What Are We Doing?
Opposing the hostile take-over of Liberty Apple Valley
SAN BERNARDINO — Town officials on Wednesday celebrated a court ruling expected to allow their eminent domain action to progress unencumbered by a Liberty Utilities lawsuit that sought to suspend acquisition efforts.
Filed in December 2015 — one month after the Town Council approved resolutions of necessity to take the water system by eminent domain — the suit alleged an “incomplete and misleading” environmental impact report (EIR) prepared for that undertaking, which Liberty argued resulted in failure to comply with the California Environmental Quality Act (CEQA).
As a result, the suit requested the court “command” the town to vacate its certification of the EIR and the resolutions, court documents show. Additionally, it sought a restraining order meant to prohibit further action until the town complied with CEQA, the statute passed in 1970 that requires state and local agencies to identify the environmental impacts of their actions.
The litigation temporarily halted Apple Valley’s push toward a right-to-take trial and, if successful, would have sent the town back to the EIR drawing board. But San Bernardino County Superior Court Judge Donald Alvarez denied Liberty’s request for a writ of mandate, citing “substantial evidence” to support the town’s argument that its acquisition is exempt from CEQA.
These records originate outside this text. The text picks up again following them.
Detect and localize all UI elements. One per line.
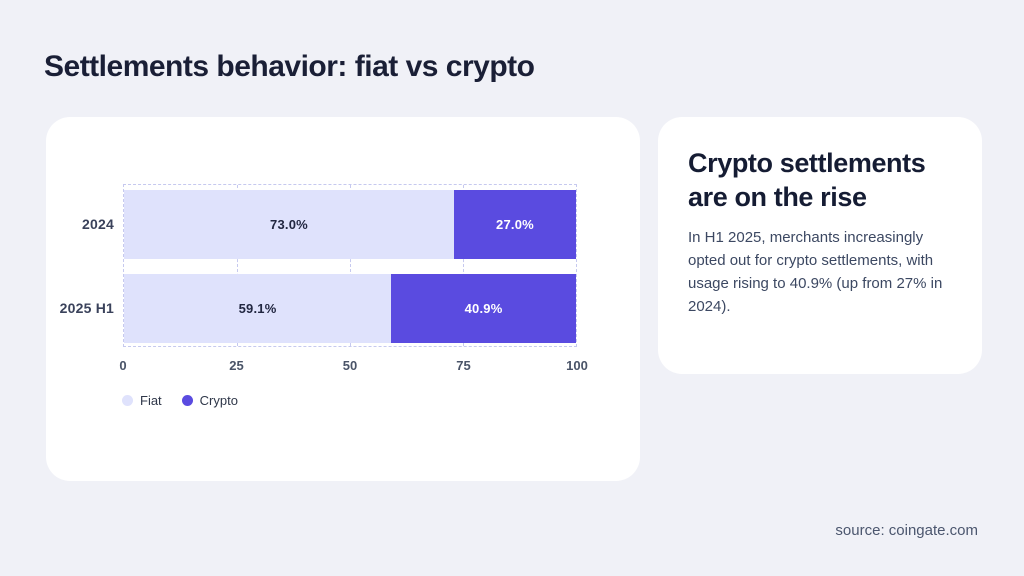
legend-dot-crypto — [181, 395, 193, 406]
bar-row-2024: 73.0% 27.0% — [124, 190, 576, 259]
x-axis: 0 25 50 75 100 — [119, 358, 587, 376]
insight-heading: Crypto settlements are on the rise — [688, 148, 926, 212]
bar-segment-fiat-2024: 73.0% — [124, 190, 454, 259]
legend-label-crypto: Crypto — [199, 393, 238, 408]
legend-item-fiat: Fiat — [122, 393, 162, 408]
bar-value-label: 59.1% — [238, 301, 277, 316]
bar-value-label: 73.0% — [270, 217, 308, 232]
x-tick-100: 100 — [566, 358, 588, 373]
legend-dot-fiat — [122, 395, 133, 406]
bar-row-2025-h1: 59.1% 40.9% — [124, 274, 576, 343]
category-label-2024: 2024 — [82, 215, 114, 232]
y-axis-labels: 2024 2025 H1 — [46, 184, 114, 347]
gridline-75 — [463, 185, 464, 346]
bar-segment-crypto-2025-h1: 40.9% — [391, 274, 576, 343]
insight-card: Crypto settlements are on the rise In H1… — [658, 117, 982, 374]
legend-label-fiat: Fiat — [140, 393, 162, 408]
legend: Fiat Crypto — [122, 393, 238, 408]
x-tick-25: 25 — [229, 358, 244, 373]
bar-value-label: 27.0% — [496, 217, 534, 232]
gridline-25 — [237, 185, 238, 346]
page-title: Settlements behavior: fiat vs crypto — [44, 50, 535, 83]
x-tick-75: 75 — [456, 358, 471, 373]
legend-item-crypto: Crypto — [181, 393, 238, 408]
insight-body: In H1 2025, merchants increasingly opted… — [688, 229, 943, 315]
source-attribution: source: coingate.com — [835, 522, 978, 539]
bar-segment-fiat-2025-h1: 59.1% — [124, 274, 392, 343]
x-tick-0: 0 — [119, 358, 127, 373]
x-tick-50: 50 — [342, 358, 358, 373]
chart-card: 2024 2025 H1 73.0% 27.0% 59.1% 40.9% 0 25 50 75… — [46, 117, 640, 481]
plot-area: 73.0% 27.0% 59.1% 40.9% — [123, 184, 577, 347]
bar-value-label: 40.9% — [464, 301, 503, 316]
bar-segment-crypto-2024: 27.0% — [453, 190, 576, 259]
gridline-50 — [350, 185, 351, 346]
category-label-2025-h1: 2025 H1 — [59, 299, 114, 316]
“Notwithstanding its preparation of an EIR, no such environmental review was mandated by CEQA,” Alvarez said in his ruling. “The court will not consider Petitioner’s arguments directed to whether the EIR complied with CEQA.”
Mayor Art Bishop said Alvarez’s ruling was “no surprise” in a statement provided by the town.
“I had complete confidence that the town staff and attorney had properly prepared the documents back in 2015,” Bishop said. “The only thing Liberty Utilities did by filing this frivolous lawsuit was to place more burden on our citizens, on top of the exorbitant rates they are already paying to this privately held company.”
Greg Sorensen, president of Liberty’s western region, told the Daily Press the company respects the ruling, and he acknowledged that the town’s pursuit of the water system “will likely continue” as an underlying effect of the ruling.
“If the town moves forward with the condemnation,” Sorensen said, “millions of taxpayer dollars will be spent to litigate the case, and we are confident the outcome would be similar to what transpired in Claremont, where taxpayers ultimately were on the hook for more than $13 million.”
It should be noted that the town has long denied similarities between Claremont’s unsuccessful eminent domain action against Golden State Water Company and its own against Liberty.
Meanwhile, whether the town’s EIR contained what the suit called “inadequate project descriptions” related to operation of the water system was at the core of the CEQA case, court documents show.
Initially, the town argued acquisition would constitute a “mere transfer of ownership.” So, because no changes have been approved to the system, the town’s stance was that despite having completed an EIR, the acquisition was not subject to CEQA.
Alvarez, however, looked at potential impacts — depleted groundwater supplies and the possibility of new facilities among them — identified in the town’s own study to conclude the acquisition was in fact a CEQA project.
Following that determination, the town shifted its argument to an “existing facilities” exemption inherent in CEQA guidelines, which Alvarez said applied.
“It may seem inconsistent for this court to conclude that the Class 1 categorical exemption applies and at the same time conclude the acquisition and operation of … the system is a project because it may have significant environmental impacts,” he said. “However by statute, CEQA does not apply to the classes of projects designated as exempt under the categorical exemptions.”
Because the exemption applied, Alvarez stated there was no reason “to expend time and resources reviewing whether the EIR complied with CEQA.”
With the CEQA issue put to rest, Sorensen said Liberty is hopeful the town “will recognize that collaboration is better for the community than continued conflict.”
“Liberty Utilities remains willing to work with town officials to find a cooperative solution instead of a costly and contentious legal fight,” he said.
But if Town Manager Doug Robertson’s comments are any indication, Town Hall’s focus has shifted back to that legal fight.
“We owe it to the taxpayers who have borne the burden of these costly water rates to see these eminent domain proceedings to the end,” Robertson said. “The town is ready to begin the next phase of the trial and we are looking forward to a successful conclusion.”
In court, the town must prove municipal ownership of the water system is a more necessary use to the public compared to private ownership, a task its Best Best & Krieger legal team failed to prove in the Claremont case.
From Robertson’s perspective, however, public ownership is not only a more necessary use, it’s “critical to our future,” as well.
Both parties are due back in court March 6 for a trial-setting hearing in the eminent domain case, according to court records.